Bankrupt, sale-bound oil and gas producer Furie Operating Alaska LLC and its affiliates won access Monday to the first $7 million of a proposed $15 million Chapter 11 loan after a Delaware bankruptcy judge cautioned that key provisions will remain subject to challenges.
Judge Laurie Selber Silverstein zeroed in on provisions that would budget $4 million of the interim debtor-in-possession loan budget for fees incurred by prepetition lenders for the drilling rig operator, which entered Chapter 11 for an all-asset sale on Friday with $450 million in debt.
Furie would meanwhile receive $3 million for their interim budget needs — a “de minimis” amount, the judge said, given the liability releases and indemnifications for creditors and their more than $360 million in liens woven into the DIP agreement.

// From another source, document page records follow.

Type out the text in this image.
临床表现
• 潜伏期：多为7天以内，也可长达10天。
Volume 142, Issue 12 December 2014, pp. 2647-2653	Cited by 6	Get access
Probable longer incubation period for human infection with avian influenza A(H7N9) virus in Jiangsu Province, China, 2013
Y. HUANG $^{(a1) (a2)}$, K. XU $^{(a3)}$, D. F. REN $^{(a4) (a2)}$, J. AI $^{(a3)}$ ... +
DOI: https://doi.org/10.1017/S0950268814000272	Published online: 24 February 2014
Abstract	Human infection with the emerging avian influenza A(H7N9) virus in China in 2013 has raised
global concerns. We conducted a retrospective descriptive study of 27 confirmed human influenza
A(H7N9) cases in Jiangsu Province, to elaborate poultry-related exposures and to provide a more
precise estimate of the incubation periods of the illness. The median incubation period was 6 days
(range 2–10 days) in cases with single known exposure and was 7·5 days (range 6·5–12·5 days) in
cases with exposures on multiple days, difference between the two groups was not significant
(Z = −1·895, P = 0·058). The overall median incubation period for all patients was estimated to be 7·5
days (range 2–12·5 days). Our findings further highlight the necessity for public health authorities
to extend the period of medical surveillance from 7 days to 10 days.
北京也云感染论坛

“I’m not inclined to give, if I were ever inclined to approve, an indemnification, release or anything on basically a $3 million interim financing, and $4 million going back to finance the lenders own expenses,” Judge Silverstein said, noting later that she granted only interim approval for the DIP order.
Chad J. Husnick of Kirkland & Ellis LLP, counsel to prepetition lender Energy Capital Partners Mezzanine Opportunities Fund, said ECP made its first loan to Furie in 2014 and had worked with the struggling business, through multiple credit amendments in an effort to avoid bankruptcy, at great expense and without success.
“It is a big number. I don’t mean to downplay that in any way shape or form,” Husnick said. “But if the lenders are going to put the money in to finance this process, they should get the benefit of the bargain in making sure their fees get paid.”
Furie and two affiliates retreated into bankruptcy after a multi-year run of operating troubles, cost overruns, credit agreement breaches and operating losses on its platform, which can produce from up to six wells. The business was additionally burdened by the state of Alaska's failure to fully fund a tax credit program for oil and gas producers in recent years, undercutting operators, including Furie, who borrowed against future receipts of the tax credit to finance their businesses. In Furie's case, some $105 million in tax credits were hung up by the state's actions.
The company’s debt includes $368 million owed on a secured term loan facility administered by private equity entity ECP, about $75 million owed on a tax credit term loan facility administered by ING Capital LLC, about $1 million in prepetition royalty obligations and $8 million in trade debt.
Timothy W. Walsh of McDermott Will & Emery LLP, counsel to Furie and its affiliates, said the company had retained Seaport Global Securities LLC in April to run a traditional marketing and sales process for all of the company’s assets. Plans currently call for bids to be received through Oct. 4, with an auction if warranted on Oct. 7 and a sale hearing on Oct. 25.
Proceedings could be complicated by litigation in Harris County, Texas, initiated by individuals who have royalty or working interests in the debtors, according to Trey Taylor, an attorney with RG Taylor II P.C. & Associates in Houston.
Taylor, addressing the court by phone, said his clients only recently learned about the case and had concerns about the extent of claims against royalty income by creditors as well as concerns about potentially excessive operating expenses on the part of the businesses.
“We did have some concerns about our interests being pledged, or priorities being given on matters we have an interest in,” Taylor said.
Judge Silverstein said that all of her routine, first hearing decisions on Monday were for “interim relief, that I’m going to find, if it’s appropriate, to avoid immediate and irreparable harm.”
Also approved Monday were limitations on trading in company equity and potential transfers of some $350 million in net operating loss credits accrued by the business. The NOLs have value to Furie’s Alaska operations for tax purposes, potentially reducing future federal tax liabilities.
Furie Operating Alaska LLC is represented by Matthew P. Ward and Ericka F. Johnson of Womble Bond Dickinson LLP and Timothy W. Walsh, Darren Azman and Riley T. Orloff of McDermott Will & Emery LLP.
Energy Capital Partners Mezzanine Opportunities Fund A, LP is represented by Brett Michael Haywood and Mark D. Collins of Richards Layton & Finger P.A. and Chad J. Husnick, George Kildonas and Andrew R. McGann of Kirkland & Ellis LLP.
The case is In re: Furie Operating Alaska LLC et al., case number 1:19-bk-11781, in the U.S. Bankruptcy Court for the District of Delaware.